Occupying Istria’s southern tip, around 30 minutes’ drive from Pula is the protected area of Cape Kamenjak. Walking or biking trails explore its diverse coastline with numerous hidden coves, rocky cliffs, and beautiful pebble beaches. There’s even a dinosaur footprint above one of them and the crystal clear waters are ideal for swimming or snorkelling


Just up the coast, the small town of Rovinj tumbles down a hillside overlooked by the tower of the iconic St. Euphemia’s Church. Its narrow cobbled streets are filled with art galleries, boutiques, and craft workshops, the buildings painted in an array of vibrant colours. This is cool Croatia at its best, where sophisticates gather by the harbour for evening cocktails.

Limski Kanal

North of Rovinj, mistakenly referred to as a fjord, Limski Kanal is a narrow channel stretching inland for around 12km. Its sides are lined with steep cliffs clad in lush greenery, reflected in its crystal-clear waters. It’s often been used in a film location, most notably for fifties movie “The Vikings”. On its north bank is the Kontija Nature Park, with several well-maintained trails, ideal for bird watchers.


Another Roman town is Poreč with the remnants of the forum still visible in Marafor Square. The great attraction here, however, is the UNESCO listed Euphrasian Basilica, a masterpiece of Byzantine art and architecture, from the 4th century. The mosaics that cover the walls of the interior are particularly stunning and it’s worth climbing the bell tower for panoramic views of the town and coastline.


Inland Istria is a verdant paradise adorned with rolling hills, picturesque vineyards, and medieval hilltop towns. Motovun is the most famous but Grožnjan is less touristy and shares the same characteristics. The city walls survive intact with the Venetian Gate and the Gate of St. Roch allowing access to the narrow streets. The traditional Istrian stone houses, ancient wells, and charming courtyards are home to numerous art galleries, including painting, sculpture and ceramics.

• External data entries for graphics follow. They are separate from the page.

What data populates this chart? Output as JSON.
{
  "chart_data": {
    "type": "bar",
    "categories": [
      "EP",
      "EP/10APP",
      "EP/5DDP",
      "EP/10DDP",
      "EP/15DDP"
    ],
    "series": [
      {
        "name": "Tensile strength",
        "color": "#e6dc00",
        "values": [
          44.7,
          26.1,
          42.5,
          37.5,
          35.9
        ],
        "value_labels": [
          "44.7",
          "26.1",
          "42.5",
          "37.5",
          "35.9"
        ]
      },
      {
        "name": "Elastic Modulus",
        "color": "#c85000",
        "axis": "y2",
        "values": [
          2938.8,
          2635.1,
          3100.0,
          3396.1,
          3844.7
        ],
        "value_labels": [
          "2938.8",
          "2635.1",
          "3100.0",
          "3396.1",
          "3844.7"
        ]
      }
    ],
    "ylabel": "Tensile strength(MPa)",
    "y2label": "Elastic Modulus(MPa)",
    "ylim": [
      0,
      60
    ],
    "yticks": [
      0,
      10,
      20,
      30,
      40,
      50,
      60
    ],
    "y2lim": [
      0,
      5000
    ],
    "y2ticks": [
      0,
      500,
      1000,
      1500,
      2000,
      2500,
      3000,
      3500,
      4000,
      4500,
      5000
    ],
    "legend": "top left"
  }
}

Hum, according to the Guinness Book of Records, is the smallest city in the world, with around 20 inhabitants. The walls enclose a handful of houses and the church of St Jerolim contains fragments of frescoes from the 12th century. Try Buska, their famous brandy, and only made here. The recipe is secret but mistletoe is a key ingredient and it’s claimed to have strong medicinal qualities.


GO: Ryanair and EasyJet have direct flights to Pula from London.

INFO: Istra has information about the region.

Visit Croatia has information about the country.

STAY: Grand Hotel Brioni by Radisson just outside Pula makes a comfortable base.

EAT: The restaurant in the Hotel Amfiteatar in Pula is right next to the Roman Amphitheatre.

Restaurant Sveti Nikola in Poreč has sea views and good food.

Batelina has excellent fish in Banjole near Pula.

Mate Vekić, in Savudrija, does an Olive Oil tour and tasting. Their oil always wins prizes in international competitions.